5 algorithms that demonstrate artificial intelligence bias

Unfortunately, in the machine learning algorithm, AI bias is the output due to the prejudiced assumption made due to the algorithm development process. AI systems have biases due to the following two reasons and these reasons are as follows:

  1. Cognitive biases
  2. The complete data is insufficient

An AI system can be sound when the input data is good. It is a desperate fact about our society that is permanently biased. It may repeatedly happen because the human being is regularly biased towards religion, gender, nationality and minorities, due to which the bias is developed due to the social family since birth. So the technical industries make their artificial intelligence algorithms bias-free before releasing them to the market. Companies can do this to encourage research on bias-free Artificial Intelligence.

There is some algorithm which can signify the Artificial intelligence bias. These biases are used against minorities such as black people, women, poor people etc.

1. COMPAS Algorithm biased against the black people

COMPAS stands for Correctional Offender Management Profiling for Alternative Sanctions. It is a case management and decision support tool developed and owned by Northpointe and used by the U.S court. This COMPAS software uses an algorithm to detect potential recidivism risk. With the help of COMPAS, Judges make decisions about whether a criminal should be punished or not. ProPublica is a news company that found that COMPAS is biased. According to ProPublica, the COMPAS makes black people guiltier than white people. White people were treated less dangerous than black people, even for violent crimes, it shows that COMPAS was an inherited bias commonly found among human beings: black people can commit more crimes than white people.

2. PredPol algorithm biased against the minorities

PredPol stands for Predictive Policing. PredPol is an Artificial Intelligence algorithm aiming to predict where the crime will occur in future. It is possible by collecting the crime data such as arrest count and the number of police calls from a specific location. The USA police department uses this algorithm. Its primary aim is to reduce human bias in the police department by taking the prediction responsibility of Artificial Intelligence. But some researchers in the USA discovered that the PredPol is biased. It repeatedly sends police officers to particular minorities' families without seeing the number of crimes spotted in that area. It also proves that PredPol was also biased.

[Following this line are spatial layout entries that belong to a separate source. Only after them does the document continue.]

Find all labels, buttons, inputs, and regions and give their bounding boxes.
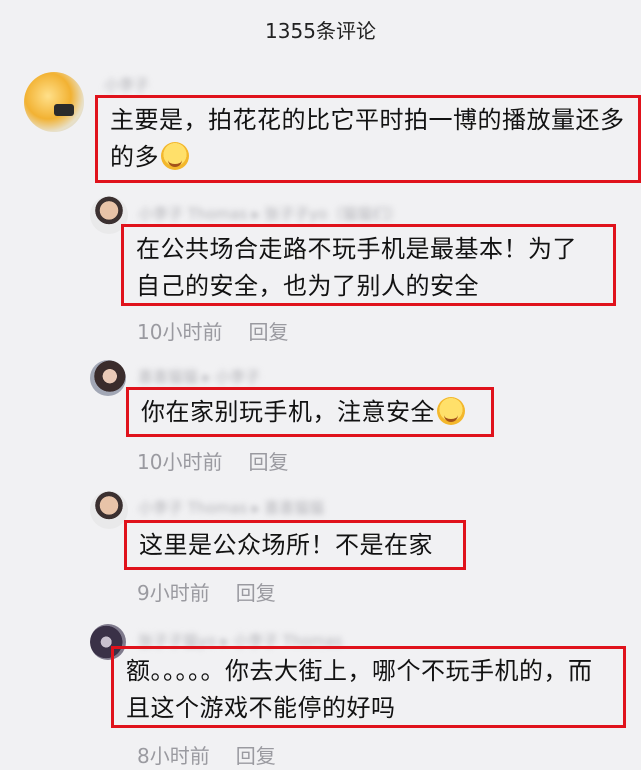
comment-meta: 10小时前 回复 [137,316,288,345]
comment-body: 这里是公众场所！不是在家 [139,531,433,559]
comment-time: 9小时前 [137,581,210,605]
comment-time: 10小时前 [137,320,223,344]
reply-button[interactable]: 回复 [236,744,276,768]
comment-text: 这里是公众场所！不是在家 [124,520,466,570]
comment-author[interactable]: 小李子 Thomas ▸ 喜喜猫猫 [138,497,324,518]
comment-count-title: 1355条评论 [265,19,376,43]
comment-author[interactable]: 小李子 [104,74,149,95]
comment-meta: 10小时前 回复 [137,446,288,475]
comment-text: 额。。。。。你去大街上，哪个不玩手机的，而且这个游戏不能停的好吗 [111,646,626,728]
avatar[interactable] [90,360,126,396]
comment-meta: 8小时前 回复 [137,740,276,769]
comment-body: 额。。。。。你去大街上，哪个不玩手机的，而且这个游戏不能停的好吗 [126,657,593,722]
comment-text: 主要是，拍花花的比它平时拍一博的播放量还多的多 [95,95,641,183]
comment-body: 你在家别玩手机，注意安全 [141,398,435,426]
reply-button[interactable]: 回复 [248,450,288,474]
comment-meta: 9小时前 回复 [137,577,276,606]
comment-author[interactable]: 小李子 Thomas ▸ 张子子yo（猫猫们） [138,203,402,224]
comment-time: 8小时前 [137,744,210,768]
smiling-emoji-icon [437,397,465,425]
reply-button[interactable]: 回复 [248,320,288,344]
avatar[interactable] [90,491,128,529]
comment-time: 10小时前 [137,450,223,474]
comment-text: 你在家别玩手机，注意安全 [126,387,494,437]
avatar[interactable] [24,72,84,132]
comment-text: 在公共场合走路不玩手机是最基本！为了自己的安全，也为了别人的安全 [121,224,616,306]
reply-button[interactable]: 回复 [236,581,276,605]
comment-author[interactable]: 喜喜猫猫 ▸ 小李子 [138,366,260,387]
laughing-tears-emoji-icon [161,142,189,170]
comments-header: 1355条评论 [0,0,641,62]
comment-body: 在公共场合走路不玩手机是最基本！为了自己的安全，也为了别人的安全 [136,235,577,300]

3. Amazon's Recruiting Engine is biased against the woman

Amazon's recruiting engine is an artificial intelligence algorithm created for selecting the resume, and then they are called for interview and selection. This algorithm was developed to remove human bias in the selection process of job applications. But this algorithm was biased against the woman while selecting resumes. When the Amazon research team checked the algorithm, it automatically chose the women candidate. After that, Amazon discarded this algorithm, which was not used further for evaluating the candidate.

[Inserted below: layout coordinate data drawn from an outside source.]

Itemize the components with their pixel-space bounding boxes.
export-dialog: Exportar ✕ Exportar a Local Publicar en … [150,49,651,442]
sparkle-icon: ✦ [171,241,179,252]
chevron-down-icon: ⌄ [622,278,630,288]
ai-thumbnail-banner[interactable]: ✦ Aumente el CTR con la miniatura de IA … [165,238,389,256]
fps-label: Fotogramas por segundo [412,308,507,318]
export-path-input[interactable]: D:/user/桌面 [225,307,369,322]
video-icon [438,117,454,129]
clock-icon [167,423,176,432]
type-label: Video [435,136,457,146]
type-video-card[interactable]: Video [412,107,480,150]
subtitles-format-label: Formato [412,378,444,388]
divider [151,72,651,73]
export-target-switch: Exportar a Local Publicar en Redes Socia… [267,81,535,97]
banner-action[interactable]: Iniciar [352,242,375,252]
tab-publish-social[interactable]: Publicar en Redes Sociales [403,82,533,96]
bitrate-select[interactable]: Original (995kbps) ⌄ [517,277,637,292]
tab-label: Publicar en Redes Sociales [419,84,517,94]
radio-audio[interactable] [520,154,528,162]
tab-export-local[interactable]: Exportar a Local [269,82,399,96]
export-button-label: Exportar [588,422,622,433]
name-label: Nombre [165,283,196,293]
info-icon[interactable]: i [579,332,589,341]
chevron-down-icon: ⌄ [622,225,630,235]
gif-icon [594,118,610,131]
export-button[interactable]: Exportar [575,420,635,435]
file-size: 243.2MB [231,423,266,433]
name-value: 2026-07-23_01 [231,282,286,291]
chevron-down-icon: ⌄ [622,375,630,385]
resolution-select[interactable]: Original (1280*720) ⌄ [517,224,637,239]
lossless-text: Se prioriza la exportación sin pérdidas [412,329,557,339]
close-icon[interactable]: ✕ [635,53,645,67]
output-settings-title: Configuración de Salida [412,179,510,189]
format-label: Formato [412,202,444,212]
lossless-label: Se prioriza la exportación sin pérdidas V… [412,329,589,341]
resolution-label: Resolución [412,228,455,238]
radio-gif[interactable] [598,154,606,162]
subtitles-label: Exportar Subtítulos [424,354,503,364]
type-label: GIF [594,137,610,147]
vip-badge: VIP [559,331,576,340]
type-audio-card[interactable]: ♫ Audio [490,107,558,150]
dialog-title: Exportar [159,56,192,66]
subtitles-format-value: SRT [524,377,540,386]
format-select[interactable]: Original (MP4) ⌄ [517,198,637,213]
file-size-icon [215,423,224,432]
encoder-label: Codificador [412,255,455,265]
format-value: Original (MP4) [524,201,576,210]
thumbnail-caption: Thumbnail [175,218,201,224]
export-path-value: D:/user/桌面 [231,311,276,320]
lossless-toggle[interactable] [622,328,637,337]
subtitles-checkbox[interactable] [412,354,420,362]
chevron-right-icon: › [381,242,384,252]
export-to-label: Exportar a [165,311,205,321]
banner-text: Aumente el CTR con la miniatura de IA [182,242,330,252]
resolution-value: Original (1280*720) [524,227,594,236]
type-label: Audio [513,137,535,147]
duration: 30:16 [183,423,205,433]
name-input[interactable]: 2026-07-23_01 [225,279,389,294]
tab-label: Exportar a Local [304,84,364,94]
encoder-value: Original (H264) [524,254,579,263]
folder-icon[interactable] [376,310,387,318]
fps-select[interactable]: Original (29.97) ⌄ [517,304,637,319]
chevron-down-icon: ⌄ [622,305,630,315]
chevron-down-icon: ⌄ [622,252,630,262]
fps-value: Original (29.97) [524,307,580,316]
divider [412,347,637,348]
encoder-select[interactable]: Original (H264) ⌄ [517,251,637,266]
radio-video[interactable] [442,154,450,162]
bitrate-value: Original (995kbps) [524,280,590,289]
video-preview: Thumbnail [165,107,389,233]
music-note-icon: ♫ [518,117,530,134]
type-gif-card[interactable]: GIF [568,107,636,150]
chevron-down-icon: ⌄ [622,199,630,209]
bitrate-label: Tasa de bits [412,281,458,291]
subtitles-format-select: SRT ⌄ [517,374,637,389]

4. Google Photo algorithm biased against black people

Google photo is an artificial intelligence algorithm which creates a separate section for the photos corresponding to what is shown in the picture. This algorithm is worked on the Convolutional Neural Network (CNN) process. With the help of the Convolutional Neural Network, it tags the photo by using the image reorganization process. But a Google algorithm was found that makes a group of black people with the gorilla. However, they claimed that they were sorry for that mistake and will never repeat it in the future. But the image levelling process is still not accurate.

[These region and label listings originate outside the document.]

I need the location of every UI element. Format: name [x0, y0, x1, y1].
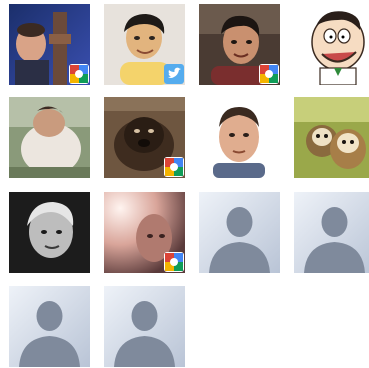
google-icon: [69, 64, 89, 84]
avatar-photo: [294, 4, 369, 85]
google-icon: [164, 252, 184, 272]
avatar-photo: [294, 97, 369, 178]
contact-avatar-3[interactable]: [199, 4, 280, 85]
contact-avatar-5[interactable]: [9, 97, 90, 178]
default-avatar-icon: [294, 192, 369, 273]
google-icon: [259, 64, 279, 84]
contact-avatar-8[interactable]: [294, 97, 369, 178]
contact-avatar-2[interactable]: [104, 4, 185, 85]
default-avatar-icon: [9, 286, 90, 367]
twitter-icon: [164, 64, 184, 84]
avatar-photo: [9, 97, 90, 178]
contact-avatar-grid: [9, 4, 369, 368]
contact-avatar-10[interactable]: [104, 192, 185, 273]
avatar-photo: [9, 192, 90, 273]
default-avatar-icon: [104, 286, 185, 367]
contact-avatar-6[interactable]: [104, 97, 185, 178]
contact-avatar-7[interactable]: [199, 97, 280, 178]
google-icon: [164, 157, 184, 177]
contact-avatar-14[interactable]: [104, 286, 185, 367]
avatar-photo: [199, 97, 280, 178]
contact-avatar-4[interactable]: [294, 4, 369, 85]
contact-avatar-11[interactable]: [199, 192, 280, 273]
contact-avatar-12[interactable]: [294, 192, 369, 273]
contact-avatar-1[interactable]: [9, 4, 90, 85]
default-avatar-icon: [199, 192, 280, 273]
contact-avatar-9[interactable]: [9, 192, 90, 273]
contact-avatar-13[interactable]: [9, 286, 90, 367]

5. IDEMIA's facial reorganization algorithm is biased against the black woman

IDEMIA is a company which create a facial reorganization system for the police department in the USA but when the National Institute of Standards and Technology checked the IDEMIA's facial reorganization algorithm, they found that it repeatedly identified the black woman as a danger in comparison to the white woman. But IDEMIA doesn't always see all faces. The black woman's false match case was higher than the white woman's. Then IDEMIA says that the algorithm used by the National Institute of Standards and Technology is not released commercially, and their algorithm is getting better.